Mast cells are large granulated cells found in the lymph nodes, the skin and in mucous membranes such as those in the gut and lung linings. When a Type I hypersensitivity response takes place, the mast cell granules release a number of chemical mediator substances into the blood and the surrounding tissues, which results in the classic allergic reaction – and sometimes true anaphylaxis. Best known of these mediator substances is histamine. Others include heparin, serotonin, kinins, arachidonic acid and certain prostaglandins.

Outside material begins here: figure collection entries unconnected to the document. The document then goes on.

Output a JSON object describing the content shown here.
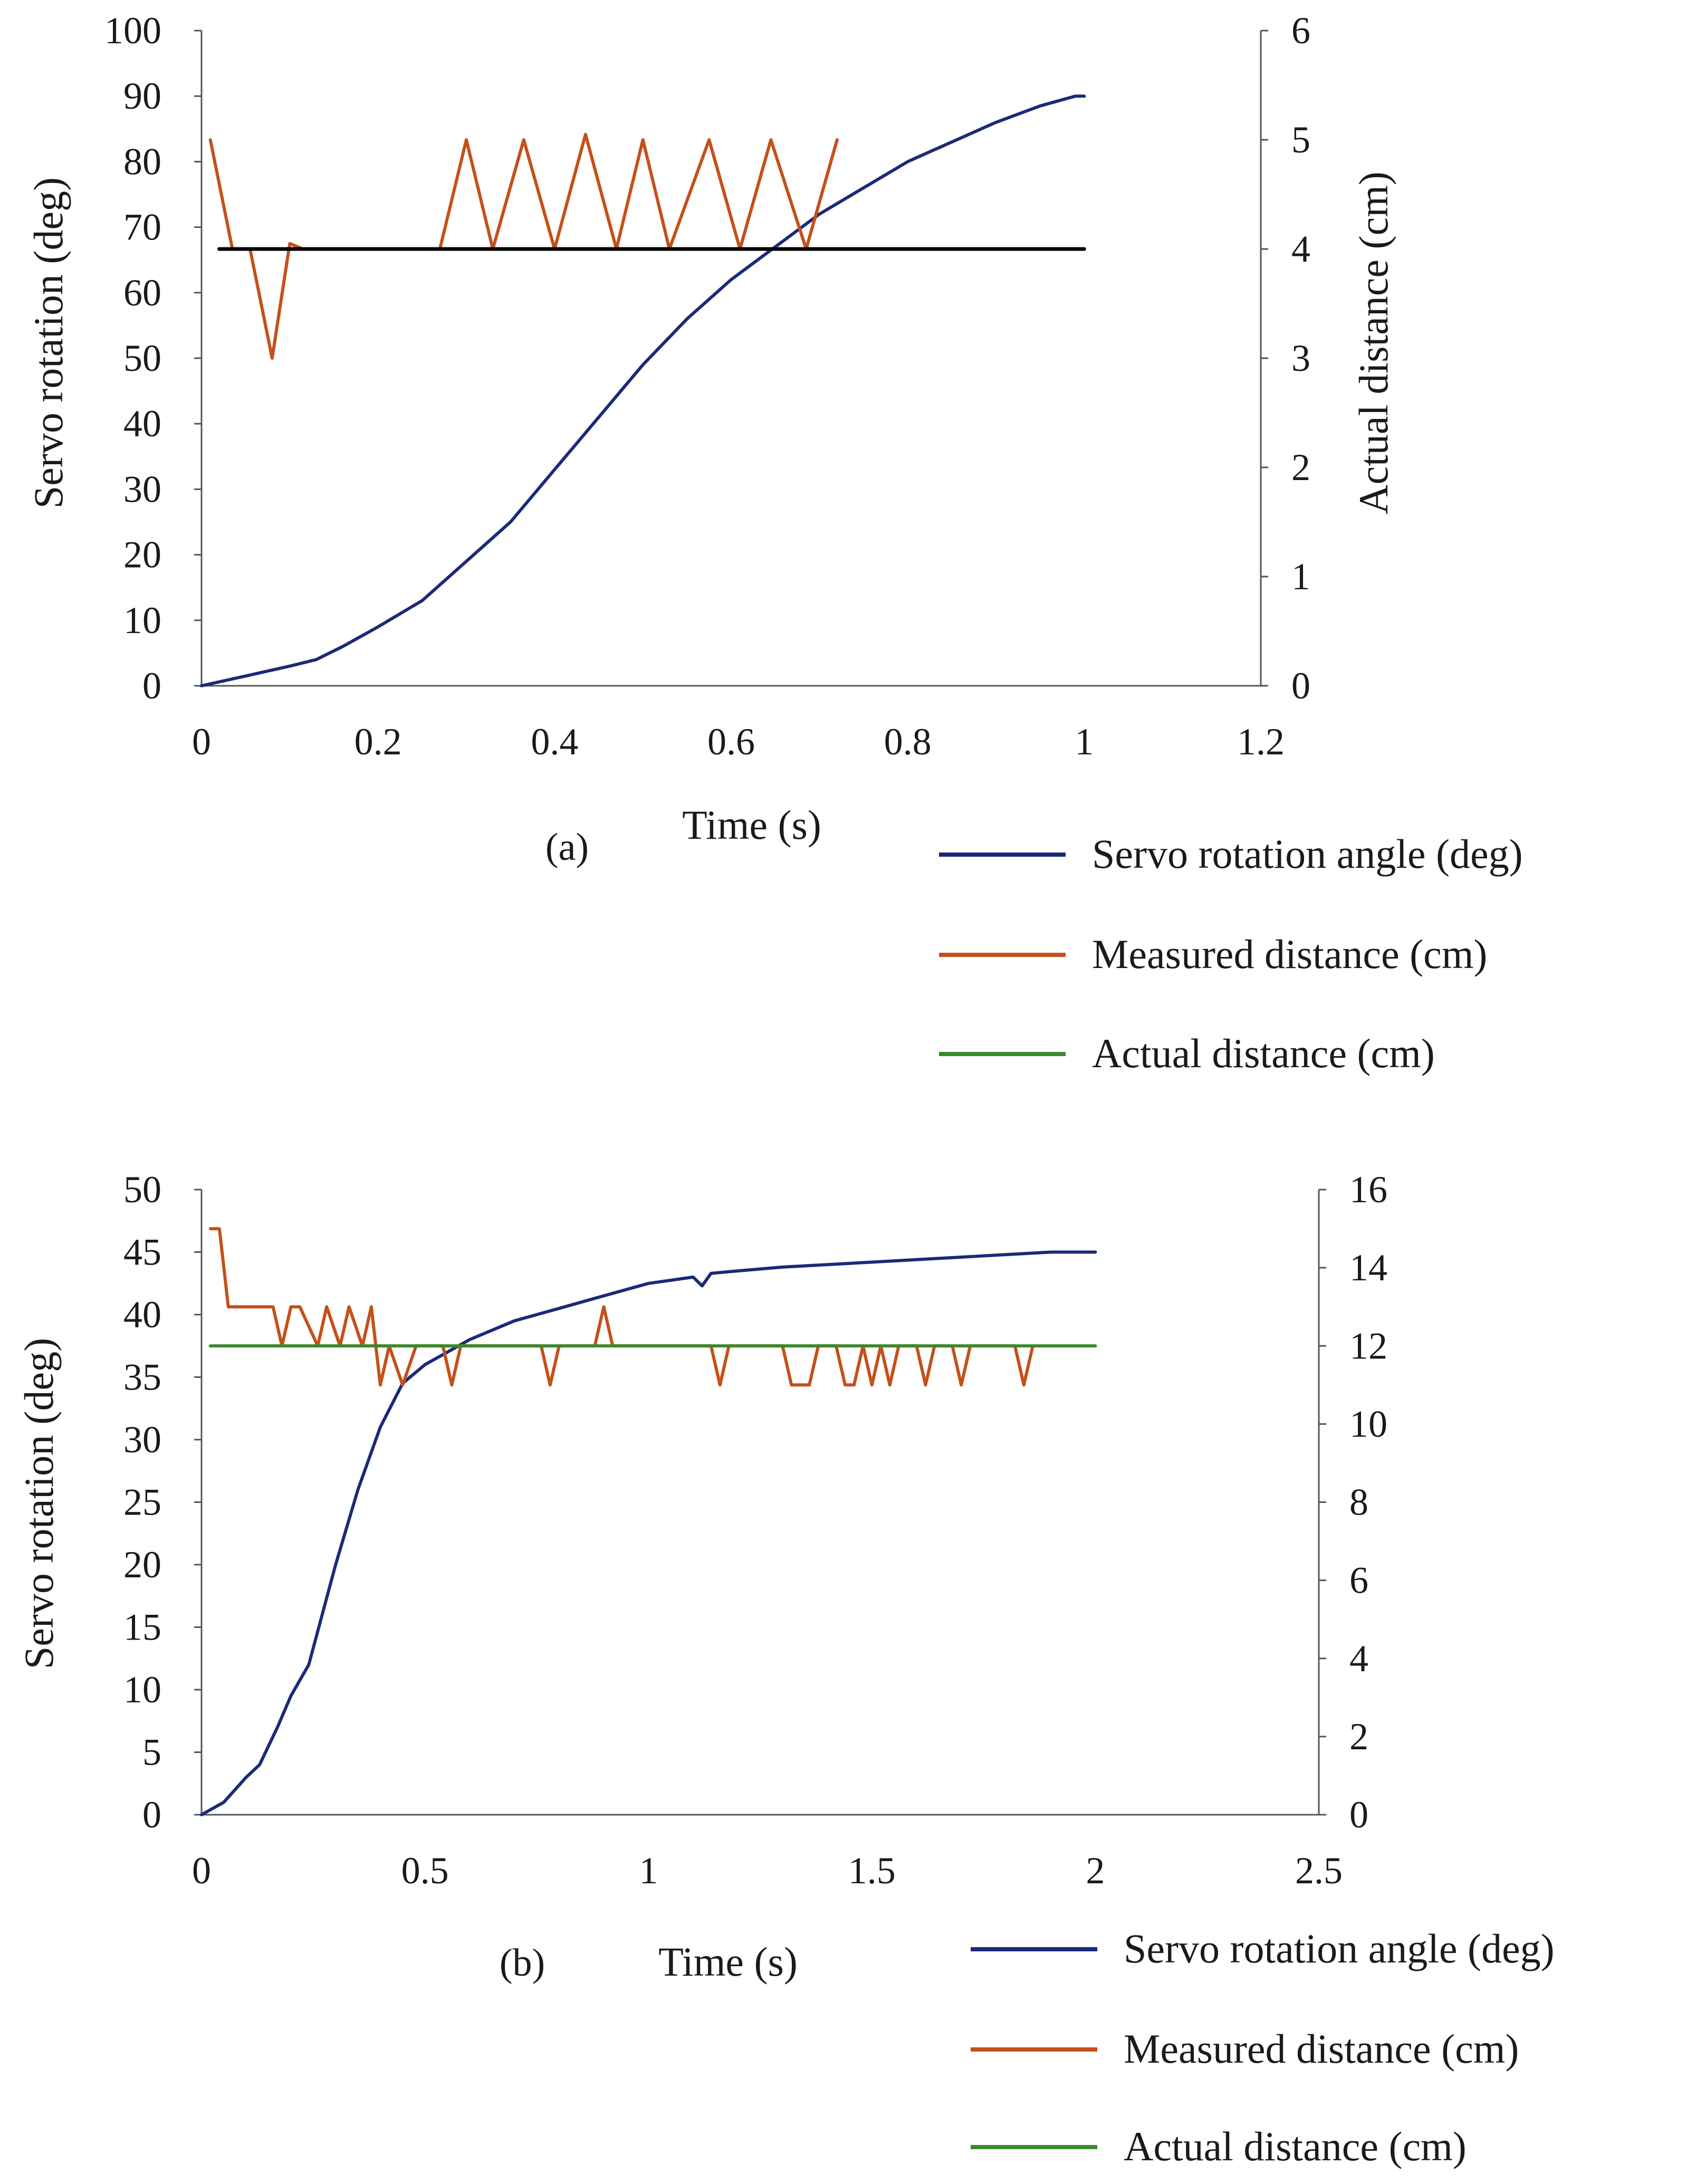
{
  "colors": {
    "servo": "#1b2a78",
    "measured": "#c4501a",
    "actual": "#3a8a2a",
    "reference": "#000000",
    "axis": "#555555"
  },
  "chart_data": [
    {
      "type": "line",
      "panel_label": "(a)",
      "xlabel": "Time (s)",
      "ylabel": "Servo rotation (deg)",
      "y2label": "Actual distance (cm)",
      "xlim": [
        0,
        1.2
      ],
      "ylim": [
        0,
        100
      ],
      "y2lim": [
        0,
        6
      ],
      "x_ticks": [
        "0",
        "0.2",
        "0.4",
        "0.6",
        "0.8",
        "1",
        "1.2"
      ],
      "y_ticks": [
        "0",
        "10",
        "20",
        "30",
        "40",
        "50",
        "60",
        "70",
        "80",
        "90",
        "100"
      ],
      "y2_ticks": [
        "0",
        "1",
        "2",
        "3",
        "4",
        "5",
        "6"
      ],
      "legend": [
        "Servo rotation angle (deg)",
        "Measured distance (cm)",
        "Actual distance (cm)"
      ],
      "legend_position": "bottom-right",
      "series": [
        {
          "name": "Servo rotation angle (deg)",
          "axis": "left",
          "color_key": "servo",
          "x": [
            0,
            0.05,
            0.1,
            0.13,
            0.16,
            0.2,
            0.25,
            0.3,
            0.35,
            0.4,
            0.45,
            0.5,
            0.55,
            0.6,
            0.65,
            0.7,
            0.75,
            0.8,
            0.85,
            0.9,
            0.95,
            0.99,
            1.0
          ],
          "values": [
            0,
            1.5,
            3,
            4,
            6,
            9,
            13,
            19,
            25,
            33,
            41,
            49,
            56,
            62,
            67,
            72,
            76,
            80,
            83,
            86,
            88.5,
            90,
            90
          ]
        },
        {
          "name": "Measured distance (cm)",
          "axis": "right",
          "color_key": "measured",
          "x": [
            0.01,
            0.035,
            0.055,
            0.08,
            0.1,
            0.115,
            0.27,
            0.3,
            0.33,
            0.365,
            0.4,
            0.435,
            0.47,
            0.5,
            0.53,
            0.575,
            0.61,
            0.645,
            0.685,
            0.72
          ],
          "values": [
            5,
            4,
            4,
            3,
            4.05,
            4,
            4,
            5,
            4,
            5,
            4,
            5.05,
            4,
            5,
            4,
            5,
            4,
            5,
            4,
            5
          ]
        },
        {
          "name": "Actual distance (cm)",
          "axis": "right",
          "color_key": "actual",
          "x": [
            0.02,
            0.72
          ],
          "values": [
            4,
            4
          ]
        },
        {
          "name": "reference",
          "axis": "right",
          "color_key": "reference",
          "x": [
            0.02,
            1.0
          ],
          "values": [
            4,
            4
          ]
        }
      ]
    },
    {
      "type": "line",
      "panel_label": "(b)",
      "xlabel": "Time (s)",
      "ylabel": "Servo rotation (deg)",
      "y2label": "",
      "xlim": [
        0,
        2.5
      ],
      "ylim": [
        0,
        50
      ],
      "y2lim": [
        0,
        16
      ],
      "x_ticks": [
        "0",
        "0.5",
        "1",
        "1.5",
        "2",
        "2.5"
      ],
      "y_ticks": [
        "0",
        "5",
        "10",
        "15",
        "20",
        "25",
        "30",
        "35",
        "40",
        "45",
        "50"
      ],
      "y2_ticks": [
        "0",
        "2",
        "4",
        "6",
        "8",
        "10",
        "12",
        "14",
        "16"
      ],
      "legend": [
        "Servo rotation angle (deg)",
        "Measured distance (cm)",
        "Actual distance (cm)"
      ],
      "legend_position": "bottom-right",
      "series": [
        {
          "name": "Servo rotation angle (deg)",
          "axis": "left",
          "color_key": "servo",
          "x": [
            0,
            0.05,
            0.1,
            0.13,
            0.17,
            0.2,
            0.24,
            0.3,
            0.35,
            0.4,
            0.45,
            0.5,
            0.55,
            0.6,
            0.7,
            0.8,
            0.9,
            1.0,
            1.1,
            1.12,
            1.14,
            1.2,
            1.3,
            1.4,
            1.5,
            1.6,
            1.7,
            1.8,
            1.9,
            2.0
          ],
          "values": [
            0,
            1,
            3,
            4,
            7,
            9.5,
            12,
            20,
            26,
            31,
            34.5,
            36,
            37,
            38,
            39.5,
            40.5,
            41.5,
            42.5,
            43,
            42.3,
            43.3,
            43.5,
            43.8,
            44,
            44.2,
            44.4,
            44.6,
            44.8,
            45,
            45
          ]
        },
        {
          "name": "Measured distance (cm)",
          "axis": "right",
          "color_key": "measured",
          "x": [
            0.02,
            0.04,
            0.06,
            0.1,
            0.16,
            0.18,
            0.2,
            0.22,
            0.26,
            0.28,
            0.31,
            0.33,
            0.36,
            0.38,
            0.4,
            0.42,
            0.45,
            0.48,
            0.54,
            0.56,
            0.58,
            0.76,
            0.78,
            0.8,
            0.88,
            0.9,
            0.92,
            1.14,
            1.16,
            1.18,
            1.3,
            1.32,
            1.36,
            1.38,
            1.42,
            1.44,
            1.46,
            1.48,
            1.5,
            1.52,
            1.54,
            1.56,
            1.6,
            1.62,
            1.64,
            1.68,
            1.7,
            1.72,
            1.82,
            1.84,
            1.86
          ],
          "values": [
            15,
            15,
            13,
            13,
            13,
            12,
            13,
            13,
            12,
            13,
            12,
            13,
            12,
            13,
            11,
            12,
            11,
            12,
            12,
            11,
            12,
            12,
            11,
            12,
            12,
            13,
            12,
            12,
            11,
            12,
            12,
            11,
            11,
            12,
            12,
            11,
            11,
            12,
            11,
            12,
            11,
            12,
            12,
            11,
            12,
            12,
            11,
            12,
            12,
            11,
            12
          ]
        },
        {
          "name": "Actual distance (cm)",
          "axis": "right",
          "color_key": "actual",
          "x": [
            0.02,
            2.0
          ],
          "values": [
            12,
            12
          ]
        }
      ]
    }
  ]
}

Histamine has two modes of action on the body. This presupposes two kinds of ‘receptors’, which we call H1 and H2. H1 reactions are related to the classic allergic reaction and include increased capillary permeability and dilation of blood vessels, which may lead to circulatory shock (anaphylaxis), and smooth muscle spasm, which affects the bronchial passages, leading to asthma. These H1 receptors are blocked by antihistamines. (H2 receptors lead mainly to the increased secretion of stomach acid; this is blocked by drugs such as cimetidine).
Histamine in Food
Many foods contain histamine, usually in only small amounts. Red wine has many times more histamine than white, which may be why it is more prone to cause headache and somnolence. Histamine levels in food can rise while the food is in storage. This results from the conversion of histidine to histamine in the food by bacteria.
Foods that may contain histamine include ‘mould’ foods such as cheese and sauerkraut as well as a number of manufactured foods, including sausages. Large amounts of histamine usually occur only in old, fermented products or those that have undergone spoilage.

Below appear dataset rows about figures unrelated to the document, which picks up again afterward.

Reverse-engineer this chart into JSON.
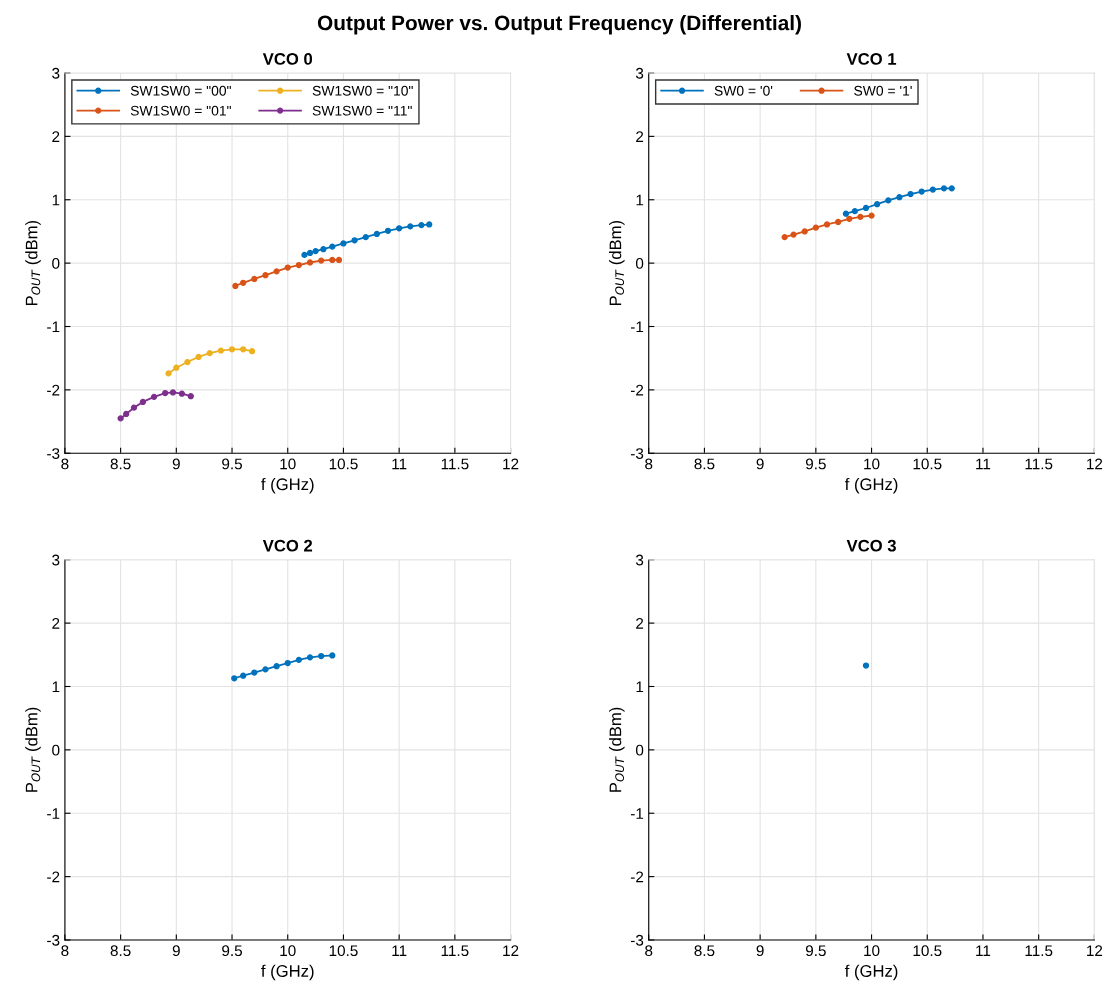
{
  "chart_data": [
    {
      "type": "line",
      "title": "VCO 0",
      "annotations": [
        "Output Power vs. Output Frequency (Differential)"
      ],
      "xlabel": "f (GHz)",
      "ylabel": "P$_{OUT}$ (dBm)",
      "xlim": [
        8,
        12
      ],
      "ylim": [
        -3,
        3
      ],
      "xticks": [
        8,
        8.5,
        9,
        9.5,
        10,
        10.5,
        11,
        11.5,
        12
      ],
      "yticks": [
        -3,
        -2,
        -1,
        0,
        1,
        2,
        3
      ],
      "grid": true,
      "legend": "top left",
      "marker": "circle",
      "line_style": "solid",
      "series": [
        {
          "name": "SW1SW0 = \"00\"",
          "color": "#0072bd",
          "x": [
            10.15,
            10.2,
            10.25,
            10.32,
            10.4,
            10.5,
            10.6,
            10.7,
            10.8,
            10.9,
            11.0,
            11.1,
            11.2,
            11.27
          ],
          "values": [
            0.13,
            0.16,
            0.19,
            0.22,
            0.26,
            0.31,
            0.36,
            0.41,
            0.46,
            0.51,
            0.55,
            0.58,
            0.6,
            0.61
          ]
        },
        {
          "name": "SW1SW0 = \"01\"",
          "color": "#d95319",
          "x": [
            9.53,
            9.6,
            9.7,
            9.8,
            9.9,
            10.0,
            10.1,
            10.2,
            10.3,
            10.4,
            10.46
          ],
          "values": [
            -0.36,
            -0.31,
            -0.25,
            -0.19,
            -0.13,
            -0.07,
            -0.03,
            0.01,
            0.04,
            0.05,
            0.05
          ]
        },
        {
          "name": "SW1SW0 = \"10\"",
          "color": "#edb120",
          "x": [
            8.93,
            9.0,
            9.1,
            9.2,
            9.3,
            9.4,
            9.5,
            9.6,
            9.68
          ],
          "values": [
            -1.74,
            -1.65,
            -1.56,
            -1.48,
            -1.42,
            -1.38,
            -1.36,
            -1.36,
            -1.39
          ]
        },
        {
          "name": "SW1SW0 = \"11\"",
          "color": "#7e2f8e",
          "x": [
            8.5,
            8.55,
            8.62,
            8.7,
            8.8,
            8.9,
            8.97,
            9.05,
            9.13
          ],
          "values": [
            -2.45,
            -2.38,
            -2.28,
            -2.19,
            -2.11,
            -2.05,
            -2.04,
            -2.06,
            -2.1
          ]
        }
      ]
    },
    {
      "type": "line",
      "title": "VCO 1",
      "xlabel": "f (GHz)",
      "ylabel": "P$_{OUT}$ (dBm)",
      "xlim": [
        8,
        12
      ],
      "ylim": [
        -3,
        3
      ],
      "xticks": [
        8,
        8.5,
        9,
        9.5,
        10,
        10.5,
        11,
        11.5,
        12
      ],
      "yticks": [
        -3,
        -2,
        -1,
        0,
        1,
        2,
        3
      ],
      "grid": true,
      "legend": "top left",
      "marker": "circle",
      "line_style": "solid",
      "series": [
        {
          "name": "SW0 = '0'",
          "color": "#0072bd",
          "x": [
            9.77,
            9.85,
            9.95,
            10.05,
            10.15,
            10.25,
            10.35,
            10.45,
            10.55,
            10.65,
            10.72
          ],
          "values": [
            0.78,
            0.82,
            0.87,
            0.93,
            0.99,
            1.04,
            1.09,
            1.13,
            1.16,
            1.18,
            1.18
          ]
        },
        {
          "name": "SW0 = '1'",
          "color": "#d95319",
          "x": [
            9.22,
            9.3,
            9.4,
            9.5,
            9.6,
            9.7,
            9.8,
            9.9,
            10.0
          ],
          "values": [
            0.41,
            0.45,
            0.5,
            0.56,
            0.61,
            0.65,
            0.7,
            0.73,
            0.75
          ]
        }
      ]
    },
    {
      "type": "line",
      "title": "VCO 2",
      "xlabel": "f (GHz)",
      "ylabel": "P$_{OUT}$ (dBm)",
      "xlim": [
        8,
        12
      ],
      "ylim": [
        -3,
        3
      ],
      "xticks": [
        8,
        8.5,
        9,
        9.5,
        10,
        10.5,
        11,
        11.5,
        12
      ],
      "yticks": [
        -3,
        -2,
        -1,
        0,
        1,
        2,
        3
      ],
      "grid": true,
      "marker": "circle",
      "line_style": "solid",
      "series": [
        {
          "color": "#0072bd",
          "x": [
            9.52,
            9.6,
            9.7,
            9.8,
            9.9,
            10.0,
            10.1,
            10.2,
            10.3,
            10.4
          ],
          "values": [
            1.13,
            1.17,
            1.22,
            1.27,
            1.32,
            1.37,
            1.42,
            1.46,
            1.48,
            1.49
          ]
        }
      ]
    },
    {
      "type": "line",
      "title": "VCO 3",
      "xlabel": "f (GHz)",
      "ylabel": "P$_{OUT}$ (dBm)",
      "xlim": [
        8,
        12
      ],
      "ylim": [
        -3,
        3
      ],
      "xticks": [
        8,
        8.5,
        9,
        9.5,
        10,
        10.5,
        11,
        11.5,
        12
      ],
      "yticks": [
        -3,
        -2,
        -1,
        0,
        1,
        2,
        3
      ],
      "grid": true,
      "marker": "circle",
      "line_style": "solid",
      "series": [
        {
          "color": "#0072bd",
          "x": [
            9.95
          ],
          "values": [
            1.33
          ]
        }
      ]
    }
  ]
}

Scombroid fish poisoning (or scombrotoxin illness) is a condition that arises from eating badly stored scombroid fish (such as mackerel) containing high levels of histamine. The symptoms, which cannot be distinguished clinically from an allergic reaction, may be provoked by canned, uncanned and smoked fish; they include urticaria (raised, itchy patches of skin), nausea, vomiting, facial flushing, intense headache, epigastric pain, a burning sensation in the throat, dysphagia (difficulty swallowing), thirst and a swelling of the lips.
For asthmatics and those who suffer from giant urticaria, it might be best to avoid cheeses and certainly no aged or suspect food should be eaten, especially if it is fermented.
Other food toxin reactions, such as shellfish poisoning, can also be mistaken for an allergy.